Here are examples of what you can do with the current version of Steemulant’s Steem REST API:

Postgres disk space usage optimisation

Initially, Postgres was using disk space on the 250 GB SSD disk. After the initial sync, there was about 24GB of disk space left. Adding the extra indexes was reducing that available space even more. I’ve however, have around 35GB of free space on the root disk. So before I consider switching to another server or add additional disks, I went searching for ways to spread a Postgres DB to multiple disks. Two solutions were found:

  1. Using table partitioning: I could create child tables with inheritance and then move data from the master table into the child tables following rules: data from 2016 goes to child_2016, 2017 data goes to child_2017 for example.
  2. Using tablespaces: they are just named locations on disk where PostgresSQL stores data.
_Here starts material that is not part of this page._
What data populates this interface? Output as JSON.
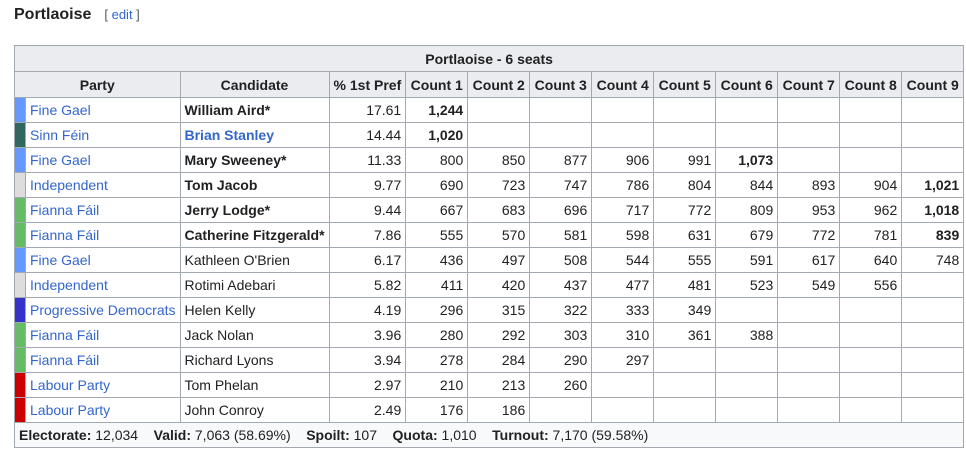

I chose the tablespaces solution as it was the easiest to implement on an existing database already containing data:

  • I created a new directory on the host machine and mounted it as a volume inside docker under /postgres_space/data
  • I then executed those Postgres commands inside the container, they create the new tablespace at the specified location and move the tables and their content to it:
    • CREATE TABLESPACE hive_posts_follows_space LOCATION ‘/postgres_space/data’;
    • ALTER TABLE hive_follows SET TABLESPACE hive_posts_follows_space;
    • ALTER TABLE hive_posts SET TABLESPACE hive_posts_follows_space;

Moving the data to the new tablespace only took few minutes and this will give me quite a bit of time before I need to consider upgrading.

Other optimisations

Nginx Proxy was also installed as a Docker container, this allows me to assign different hostnames to the custom port for Hivemind and the API. I will also setup some rate limiting rules.

The API is behind CloudFlare CDN which gives some performance thanks to the cache and a security layer that CloudFlare offers.